-
Notifications
You must be signed in to change notification settings - Fork 292
Description
Hello Shuyo,
Thanks for putting this code online! I got it to work with my own data, which includes several labels, as in the following start of a line (each text has 5 labels, some of which are unique, others are recurring):
[Ponson,criminel,1850s,ExploitsRocambole1,rp169] brick commerce route nœud heure temps brise ...

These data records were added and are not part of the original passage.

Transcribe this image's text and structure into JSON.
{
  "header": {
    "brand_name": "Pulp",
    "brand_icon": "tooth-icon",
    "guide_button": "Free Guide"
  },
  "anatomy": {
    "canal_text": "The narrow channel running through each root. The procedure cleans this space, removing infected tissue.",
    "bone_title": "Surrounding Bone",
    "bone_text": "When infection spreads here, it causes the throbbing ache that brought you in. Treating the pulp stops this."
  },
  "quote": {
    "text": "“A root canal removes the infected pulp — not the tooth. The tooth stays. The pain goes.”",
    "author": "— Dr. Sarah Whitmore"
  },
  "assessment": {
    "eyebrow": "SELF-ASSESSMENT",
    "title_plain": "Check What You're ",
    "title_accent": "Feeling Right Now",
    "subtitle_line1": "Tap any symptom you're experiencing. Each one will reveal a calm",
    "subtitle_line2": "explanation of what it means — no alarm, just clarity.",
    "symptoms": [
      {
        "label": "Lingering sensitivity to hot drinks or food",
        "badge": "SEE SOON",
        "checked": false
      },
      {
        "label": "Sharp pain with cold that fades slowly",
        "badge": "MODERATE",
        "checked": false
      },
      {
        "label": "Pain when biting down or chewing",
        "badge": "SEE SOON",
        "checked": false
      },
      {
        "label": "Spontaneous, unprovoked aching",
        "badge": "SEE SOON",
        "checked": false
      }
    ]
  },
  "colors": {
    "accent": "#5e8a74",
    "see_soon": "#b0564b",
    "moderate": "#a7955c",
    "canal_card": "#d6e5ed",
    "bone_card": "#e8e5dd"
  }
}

Purely for testing, I used a small collection of just 20 rather long texts, and used only 5 iterations and 10 topics (of course this is not enough for serious results). But now I'm not sure how to interpret and further use the output. There seem to be two outputs (lines 145 and 146).

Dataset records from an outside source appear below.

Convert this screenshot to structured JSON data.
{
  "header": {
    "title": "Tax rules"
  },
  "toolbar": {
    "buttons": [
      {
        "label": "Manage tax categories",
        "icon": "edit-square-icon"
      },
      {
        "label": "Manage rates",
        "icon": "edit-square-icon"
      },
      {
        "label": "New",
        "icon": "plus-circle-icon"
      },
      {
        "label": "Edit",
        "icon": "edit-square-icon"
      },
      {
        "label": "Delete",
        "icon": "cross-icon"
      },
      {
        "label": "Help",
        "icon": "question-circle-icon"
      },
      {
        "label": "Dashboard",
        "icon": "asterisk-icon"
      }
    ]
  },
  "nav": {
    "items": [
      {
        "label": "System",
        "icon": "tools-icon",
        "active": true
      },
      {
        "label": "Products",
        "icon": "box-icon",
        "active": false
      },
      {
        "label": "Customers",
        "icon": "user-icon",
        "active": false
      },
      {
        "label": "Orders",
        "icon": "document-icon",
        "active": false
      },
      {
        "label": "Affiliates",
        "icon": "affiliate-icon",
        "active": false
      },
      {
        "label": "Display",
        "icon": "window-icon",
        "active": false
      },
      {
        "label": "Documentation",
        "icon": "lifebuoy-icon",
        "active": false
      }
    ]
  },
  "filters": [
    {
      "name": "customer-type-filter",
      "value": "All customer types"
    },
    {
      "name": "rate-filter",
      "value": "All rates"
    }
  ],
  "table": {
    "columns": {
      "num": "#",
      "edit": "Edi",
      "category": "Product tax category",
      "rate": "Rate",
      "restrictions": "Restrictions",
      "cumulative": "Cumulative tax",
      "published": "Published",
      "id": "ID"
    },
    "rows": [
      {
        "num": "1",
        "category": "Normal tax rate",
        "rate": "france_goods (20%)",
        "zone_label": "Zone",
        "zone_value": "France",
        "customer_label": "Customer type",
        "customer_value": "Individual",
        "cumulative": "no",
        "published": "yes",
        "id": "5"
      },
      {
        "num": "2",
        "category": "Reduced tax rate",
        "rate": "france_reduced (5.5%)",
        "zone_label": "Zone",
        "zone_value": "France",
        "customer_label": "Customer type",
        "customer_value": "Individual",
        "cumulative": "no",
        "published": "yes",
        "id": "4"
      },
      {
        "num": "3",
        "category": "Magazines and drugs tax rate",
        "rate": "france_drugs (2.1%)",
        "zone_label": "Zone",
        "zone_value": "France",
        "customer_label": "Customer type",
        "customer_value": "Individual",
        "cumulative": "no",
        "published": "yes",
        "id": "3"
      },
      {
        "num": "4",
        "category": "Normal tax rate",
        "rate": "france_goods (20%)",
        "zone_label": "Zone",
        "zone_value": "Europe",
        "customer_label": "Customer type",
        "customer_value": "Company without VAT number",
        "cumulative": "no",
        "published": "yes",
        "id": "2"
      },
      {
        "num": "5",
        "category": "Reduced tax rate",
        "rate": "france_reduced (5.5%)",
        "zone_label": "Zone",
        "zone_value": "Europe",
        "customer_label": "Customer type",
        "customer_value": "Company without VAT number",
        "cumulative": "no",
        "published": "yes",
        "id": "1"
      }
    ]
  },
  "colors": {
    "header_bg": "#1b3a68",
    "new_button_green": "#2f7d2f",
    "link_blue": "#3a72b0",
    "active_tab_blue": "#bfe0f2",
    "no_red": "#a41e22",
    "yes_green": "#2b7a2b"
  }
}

For the first one, I get something like this (just zeros with the occasional 1):
someword 0,0,0,0,0,0,0,0,0,0,0,0,0,0,0,0,0,0,0,0,0,0,0,0,0,0,0,0,0,1,0,0,0,0,0,0,0,0,0,0,0,0,0,0,0,0,0,0,0,0,0,0
For the second one, I get something like:
someword,1.98242060772e-08,1.35954869509e-07,3.20370912628e-07,2.61753929319e-07,4.15044189755e-07,3.13934090166e-07,4.24199387286e-07,7.01074466728e-07,2.85357018727e-07,6.1751952288e-07,3.20370912628e-07, ...
What is the difference between the two results? Are these per-word scores for each label? The length of this list of scores is identical to the length of the "labelmap.keys()" dict of labels; how do they match up? Or are these values something else?
Thanks for any hints, and best wishes.